Una familia de seis viaja en el auto. No sabemos de dónde viene, pero sabemos a dónde llega: la primera escena en Mar del Plata nos muestra la Avenida Colón, varias cuadras antes de la gran lomada. Se mezcla con las marquesinas del Hotel Dallas Center y del San Remo Grand Hotel, ambos en la calle Belgrano. Los neones de los carteles, junto con la luminosa señalética de la Heladería Italia en Colón, ubican a la película de forma aproximada en una década indefinida. Y esta búsqueda es más que intencional. Nos dice Moreno: “La película juega con un espacio-tiempo tomando recursos definidos, como la ciudad de Mardel, y una época, como los 90, pero a su vez también utiliza otros recursos más ambiguos, para desdibujar esa definición. No se ancla en un momento exacto”. Esta atemporalidad, o temporalidad con libertades, nos dice por lo bajo que la historia es transversal a su época, que prescinde de ella.

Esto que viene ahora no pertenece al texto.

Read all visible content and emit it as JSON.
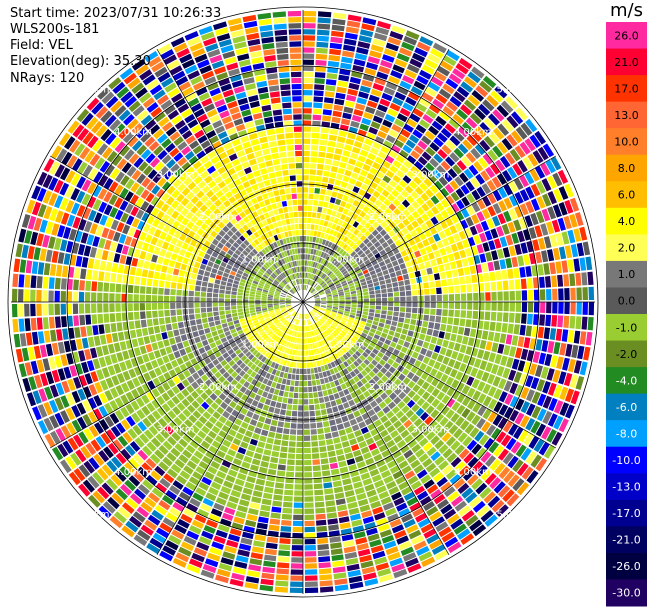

Se preguntarán los curiosos de qué historia hablamos. Bueno, atención: es un relato cargado de símbolos, metáforas y alegorías. No cometan el error que cometió el Remigio de nueve años de subestimar la profundidad del mar, porque son los detalles y guiños los que enriquecen la trama y la sacan a flote. Advertencia al viajero: no pierda nunca la noción de lo que sus pies tocan.

Moreno describe la totalidad de Mar del Plata en un solo cuadro: La Rambla Casino, el edificio Havanna y el monumento a los Lobos Marinos.

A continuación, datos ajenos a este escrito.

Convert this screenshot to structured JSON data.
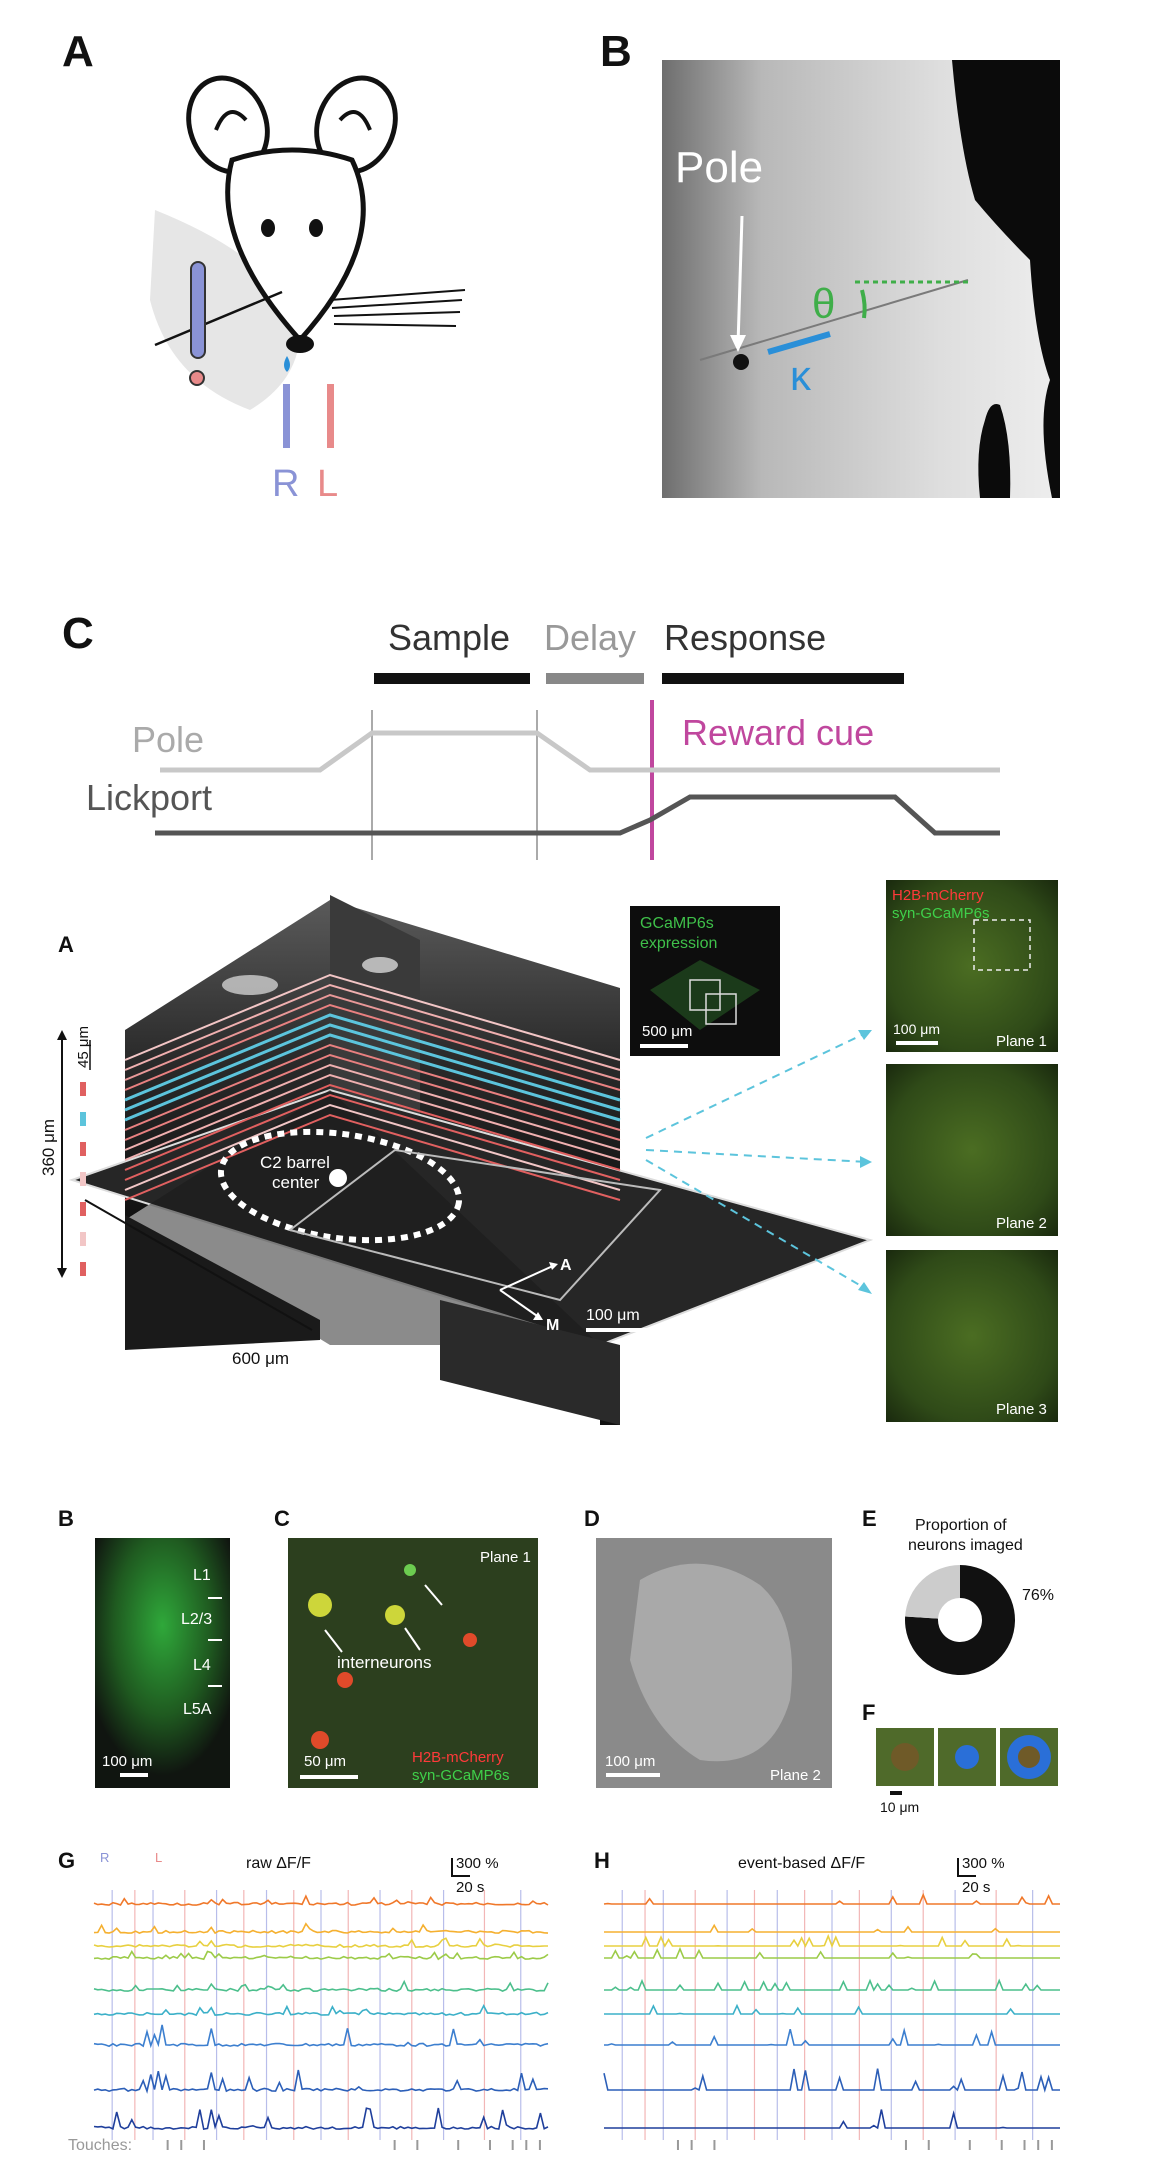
{
  "panels_top": {
    "A_label": "A",
    "B_label": "B",
    "C_label": "C",
    "B_pole": "Pole",
    "B_theta": "θ",
    "B_kappa": "κ",
    "A_R": "R",
    "A_L": "L",
    "C_sample": "Sample",
    "C_delay": "Delay",
    "C_response": "Response",
    "C_pole": "Pole",
    "C_lickport": "Lickport",
    "C_reward": "Reward cue"
  },
  "panels_bottom": {
    "A_label": "A",
    "B_label": "B",
    "C_label": "C",
    "D_label": "D",
    "E_label": "E",
    "F_label": "F",
    "G_label": "G",
    "H_label": "H",
    "depth_45": "45 μm",
    "depth_360": "360 μm",
    "width_600": "600 μm",
    "barrel_line1": "C2 barrel",
    "barrel_line2": "center",
    "axis_A": "A",
    "axis_M": "M",
    "scale_100": "100 μm",
    "inset_line1": "GCaMP6s",
    "inset_line2": "expression",
    "inset_scale": "500 μm",
    "plane1_red": "H2B-mCherry",
    "plane1_green": "syn-GCaMP6s",
    "plane1_scale": "100 μm",
    "plane1": "Plane 1",
    "plane2": "Plane 2",
    "plane3": "Plane 3",
    "B_L1": "L1",
    "B_L23": "L2/3",
    "B_L4": "L4",
    "B_L5A": "L5A",
    "B_scale": "100 μm",
    "C_plane": "Plane 1",
    "C_interneurons": "interneurons",
    "C_scale": "50 μm",
    "C_red": "H2B-mCherry",
    "C_green": "syn-GCaMP6s",
    "D_scale": "100 μm",
    "D_plane": "Plane 2",
    "E_title1": "Proportion of",
    "E_title2": "neurons imaged",
    "E_pct": "76%",
    "F_scale": "10 μm",
    "G_title": "raw ΔF/F",
    "G_R": "R",
    "G_L": "L",
    "G_scale_y": "300 %",
    "G_scale_x": "20 s",
    "H_title": "event-based ΔF/F",
    "H_scale_y": "300 %",
    "H_scale_x": "20 s",
    "touches": "Touches:"
  },
  "E_fraction_imaged": 0.76,
  "colors": {
    "blue_lick": "#8a93d6",
    "red_lick": "#e88a8a",
    "green": "#3fae49",
    "kappa": "#2a8fd8",
    "magenta": "#c0479e",
    "cyan": "#5cc4dc"
  }
}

Como toda interrupción de la rutina, las vacaciones sirven para desconectar. Qué pretende desconectar cada uno queda a íntima discreción. Ahí está el comienzo, nudo y resolución de la historia de Lola, madre y esposa. Una escapada a Mardel resulta ser el escenario perfecto para disfrutar, descansar, y replantearse melancólicamente toda una vida de matrimonio, familia y, tal vez, frustraciones. En casi todas las secuencias donde hay un atisbo de felicidad estival, se contrasta con el rostro preocupado y ausente de Lola, que está pero no está. Hay un desgaste en el matrimonio (y bajo ciertas lecturas, de la vida familiar) que obliga al personaje de Umbra Colombo a interpelar su vida y sus relaciones. 

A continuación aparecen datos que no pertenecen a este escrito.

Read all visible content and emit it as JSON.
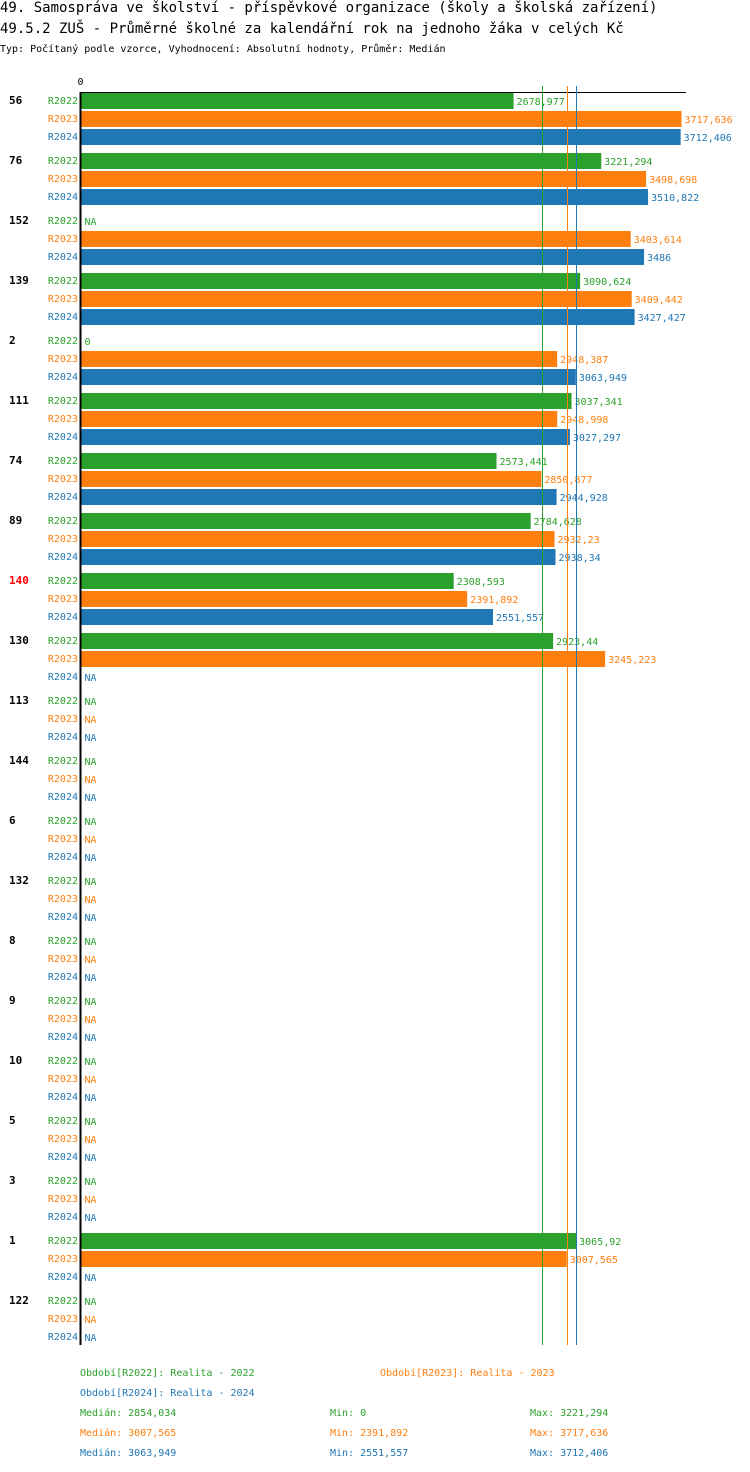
{
  "header": {
    "title": "49. Samospráva ve školství - příspěvkové organizace (školy a školská zařízení)",
    "subtitle": "49.5.2 ZUŠ - Průměrné školné za kalendářní rok na jednoho žáka v celých Kč",
    "meta": "Typ: Počítaný podle vzorce, Vyhodnocení: Absolutní hodnoty, Průměr: Medián"
  },
  "colors": {
    "R2022": "#2ca02c",
    "R2023": "#ff7f0e",
    "R2024": "#1f77b4",
    "highlight": "#ff0000"
  },
  "chart_data": {
    "type": "bar",
    "orientation": "horizontal",
    "title": "49.5.2 ZUŠ - Průměrné školné za kalendářní rok na jednoho žáka v celých Kč",
    "xlim": [
      0,
      3717.636
    ],
    "axis_zero_label": "0",
    "na_label": "NA",
    "highlight_group": "140",
    "series_names": [
      "R2022",
      "R2023",
      "R2024"
    ],
    "groups": [
      {
        "label": "56",
        "values": [
          2678.977,
          3717.636,
          3712.406
        ],
        "labels": [
          "2678,977",
          "3717,636",
          "3712,406"
        ]
      },
      {
        "label": "76",
        "values": [
          3221.294,
          3498.698,
          3510.822
        ],
        "labels": [
          "3221,294",
          "3498,698",
          "3510,822"
        ]
      },
      {
        "label": "152",
        "values": [
          null,
          3403.614,
          3486
        ],
        "labels": [
          "NA",
          "3403,614",
          "3486"
        ]
      },
      {
        "label": "139",
        "values": [
          3090.624,
          3409.442,
          3427.427
        ],
        "labels": [
          "3090,624",
          "3409,442",
          "3427,427"
        ]
      },
      {
        "label": "2",
        "values": [
          0,
          2948.387,
          3063.949
        ],
        "labels": [
          "0",
          "2948,387",
          "3063,949"
        ]
      },
      {
        "label": "111",
        "values": [
          3037.341,
          2948.998,
          3027.297
        ],
        "labels": [
          "3037,341",
          "2948,998",
          "3027,297"
        ]
      },
      {
        "label": "74",
        "values": [
          2573.441,
          2850.877,
          2944.928
        ],
        "labels": [
          "2573,441",
          "2850,877",
          "2944,928"
        ]
      },
      {
        "label": "89",
        "values": [
          2784.628,
          2932.23,
          2938.34
        ],
        "labels": [
          "2784,628",
          "2932,23",
          "2938,34"
        ]
      },
      {
        "label": "140",
        "values": [
          2308.593,
          2391.892,
          2551.557
        ],
        "labels": [
          "2308,593",
          "2391,892",
          "2551,557"
        ]
      },
      {
        "label": "130",
        "values": [
          2923.44,
          3245.223,
          null
        ],
        "labels": [
          "2923,44",
          "3245,223",
          "NA"
        ]
      },
      {
        "label": "113",
        "values": [
          null,
          null,
          null
        ],
        "labels": [
          "NA",
          "NA",
          "NA"
        ]
      },
      {
        "label": "144",
        "values": [
          null,
          null,
          null
        ],
        "labels": [
          "NA",
          "NA",
          "NA"
        ]
      },
      {
        "label": "6",
        "values": [
          null,
          null,
          null
        ],
        "labels": [
          "NA",
          "NA",
          "NA"
        ]
      },
      {
        "label": "132",
        "values": [
          null,
          null,
          null
        ],
        "labels": [
          "NA",
          "NA",
          "NA"
        ]
      },
      {
        "label": "8",
        "values": [
          null,
          null,
          null
        ],
        "labels": [
          "NA",
          "NA",
          "NA"
        ]
      },
      {
        "label": "9",
        "values": [
          null,
          null,
          null
        ],
        "labels": [
          "NA",
          "NA",
          "NA"
        ]
      },
      {
        "label": "10",
        "values": [
          null,
          null,
          null
        ],
        "labels": [
          "NA",
          "NA",
          "NA"
        ]
      },
      {
        "label": "5",
        "values": [
          null,
          null,
          null
        ],
        "labels": [
          "NA",
          "NA",
          "NA"
        ]
      },
      {
        "label": "3",
        "values": [
          null,
          null,
          null
        ],
        "labels": [
          "NA",
          "NA",
          "NA"
        ]
      },
      {
        "label": "1",
        "values": [
          3065.92,
          3007.565,
          null
        ],
        "labels": [
          "3065,92",
          "3007,565",
          "NA"
        ]
      },
      {
        "label": "122",
        "values": [
          null,
          null,
          null
        ],
        "labels": [
          "NA",
          "NA",
          "NA"
        ]
      }
    ],
    "median_lines": [
      {
        "series": "R2022",
        "value": 2854.034
      },
      {
        "series": "R2023",
        "value": 3007.565
      },
      {
        "series": "R2024",
        "value": 3063.949
      }
    ]
  },
  "legend": {
    "periods": [
      {
        "series": "R2022",
        "text": "Období[R2022]: Realita - 2022"
      },
      {
        "series": "R2023",
        "text": "Období[R2023]: Realita - 2023"
      },
      {
        "series": "R2024",
        "text": "Období[R2024]: Realita - 2024"
      }
    ],
    "stats": [
      {
        "series": "R2022",
        "median": "Medián: 2854,034",
        "min": "Min: 0",
        "max": "Max: 3221,294"
      },
      {
        "series": "R2023",
        "median": "Medián: 3007,565",
        "min": "Min: 2391,892",
        "max": "Max: 3717,636"
      },
      {
        "series": "R2024",
        "median": "Medián: 3063,949",
        "min": "Min: 2551,557",
        "max": "Max: 3712,406"
      }
    ]
  }
}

Nuestro primer encuentro con el mar es en Las Toscas, con la Rambla Casino de fondo. Aún en la tierna infancia de la película, el diálogo entre Ricardo, padre y esposo, y su hija es una de las claves simbólicas del filme: 

-Pa… ¿Por qué es azul el mar?

-En realidad el agua no es de ningún color. A nosotros nos parece azul por el reflejo del cielo

-¿O sea que no es azul?

-No, no es de ningún color, aunque nosotros lo vemos en colores. Acá es azul, pero puede ser verde, grisáceo…

Esta inocente conversación, además de cuestionar fuertemente cierta canción de Cristian Castro, nos deja pensar que el mar azul, inerte y planchado es un mar que es tan hermoso como es ficcional. Esta noción, que en esta escena es implícita, se muestra de forma mucho más frontal en la madurez de la película. En muchos flashbacks nostálgicos de Lola, donde vemos una mezcla equilibrada de pasado y presente, el mar se muestra adverso, picado, revuelto, en posición ofensiva, atacando a la cámara subjetiva, ergo, al espectador. Moreno suma: “El mar funciona como un personaje más dentro del relato, no es visto sólo como espacio. Y en este sentido, Lola entabla una relación de deseo y temor hacia él, de calma y tormento, porque de alguna manera muestra lo que se está revolviendo dentro suyo.”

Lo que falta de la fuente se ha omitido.